3. You do a lot of things with your family, but rarely do things with theirs. You think of them as part of your family. They are part of every big occasion, your family is close to them, and there’s an unspoken comfort when you share family events with them. However, you don’t find that you have that same natural comfort with their family, and in fact often have to push them to include you in things with their family. You kind of wish you could be included in their family texts, or hear yourself mentioned when they’re on the phone with their parents.
4. They shy away from the important talks, and you constantly feel like you’re the only one bringing them up. Their level of relationship maturity isn’t where you need it to be. When you see a problem, you bring it up and confront it, and they react uncomfortably and often sidestep the problem altogether. Or, even worse, they make you feel guilty for having a problem with them in the first place, and you end up apologizing instead of resolving the issue.
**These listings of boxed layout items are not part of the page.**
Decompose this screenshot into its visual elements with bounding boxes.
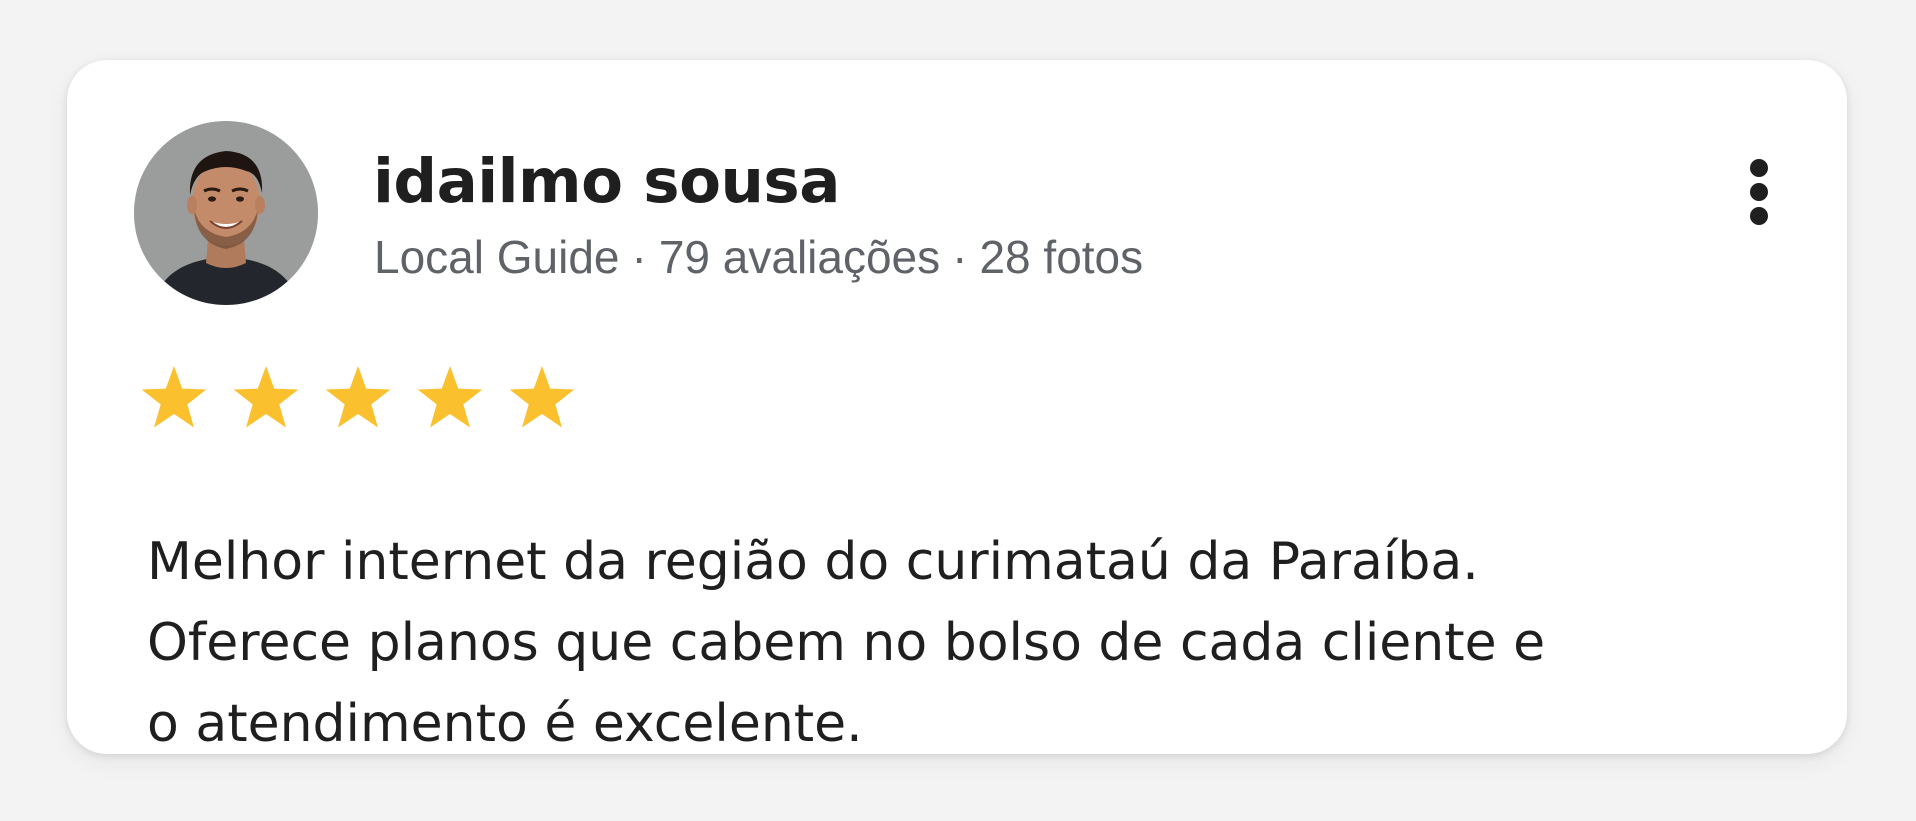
review-card: idailmo sousa Local Guide · 79 avaliações ·…	[67, 60, 1847, 754]
more-options-button[interactable]	[1729, 150, 1789, 250]
photos-count: 28 fotos	[979, 231, 1144, 283]
star-icon	[417, 366, 483, 428]
star-icon	[233, 366, 299, 428]
star-rating	[140, 363, 600, 435]
local-guide-badge: Local Guide	[374, 231, 620, 283]
meta-separator: ·	[952, 231, 968, 283]
star-icon	[509, 366, 575, 428]
review-text-line: Oferece planos que cabem no bolso de cad…	[147, 613, 1546, 673]
star-icon	[141, 366, 207, 428]
review-text: Melhor internet da região do curimataú d…	[147, 522, 1727, 765]
meta-separator: ·	[631, 231, 647, 283]
reviewer-name[interactable]: idailmo sousa	[373, 146, 840, 217]
reviews-count: 79 avaliações	[658, 231, 941, 283]
star-icon	[325, 366, 391, 428]
more-vert-icon	[1750, 159, 1768, 225]
review-text-line: Melhor internet da região do curimataú d…	[147, 532, 1479, 592]
avatar[interactable]	[134, 121, 318, 305]
review-text-line: o atendimento é excelente.	[147, 694, 863, 754]
reviewer-meta: Local Guide · 79 avaliações · 28 fotos	[374, 230, 1143, 284]
avatar-image	[134, 121, 318, 305]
5. They have more wandering-eyed tendencies than you care to acknowledge. It’s something that you know, but don’t bring up to them and don’t even discuss. Unfortunately, a good litmus test for issues you have trouble acknowledging is whether or not you’ll mention them to your closest friends. If it’s something you know is true, but you refuse to even mention it to a best friend, then it’s pretty clear that you’re struggling with it on the inside, but don’t want to confront the problem or admit it’s really there.
6. You are often the one making future plans, and bringing up things six months from now, etc. Even though you’ve been together for a long time, they don’t plan things in the future, nor do they even really talk about the future with you. Whenever you try to bring it up, they make excuses to get out of discussing your lives a year from now because it “freaks them out” or they “can’t think about that right now.” They wouldn’t try to plan a trip with you half a year from now, and more than wanting to go on a trip together, you want to see them take that initiative.
7. They think you’re going to stay together, which is reassuring, but their effort has been going down hill ever since. In other words, they treat you and your relationship like a security blanket that they assume you would never grab from under their feet. Because they think your relationship is so secure, they are content to put it on the back burner every so often, instead of realizing that a relationship means regularly making the effort and being present in the relationship.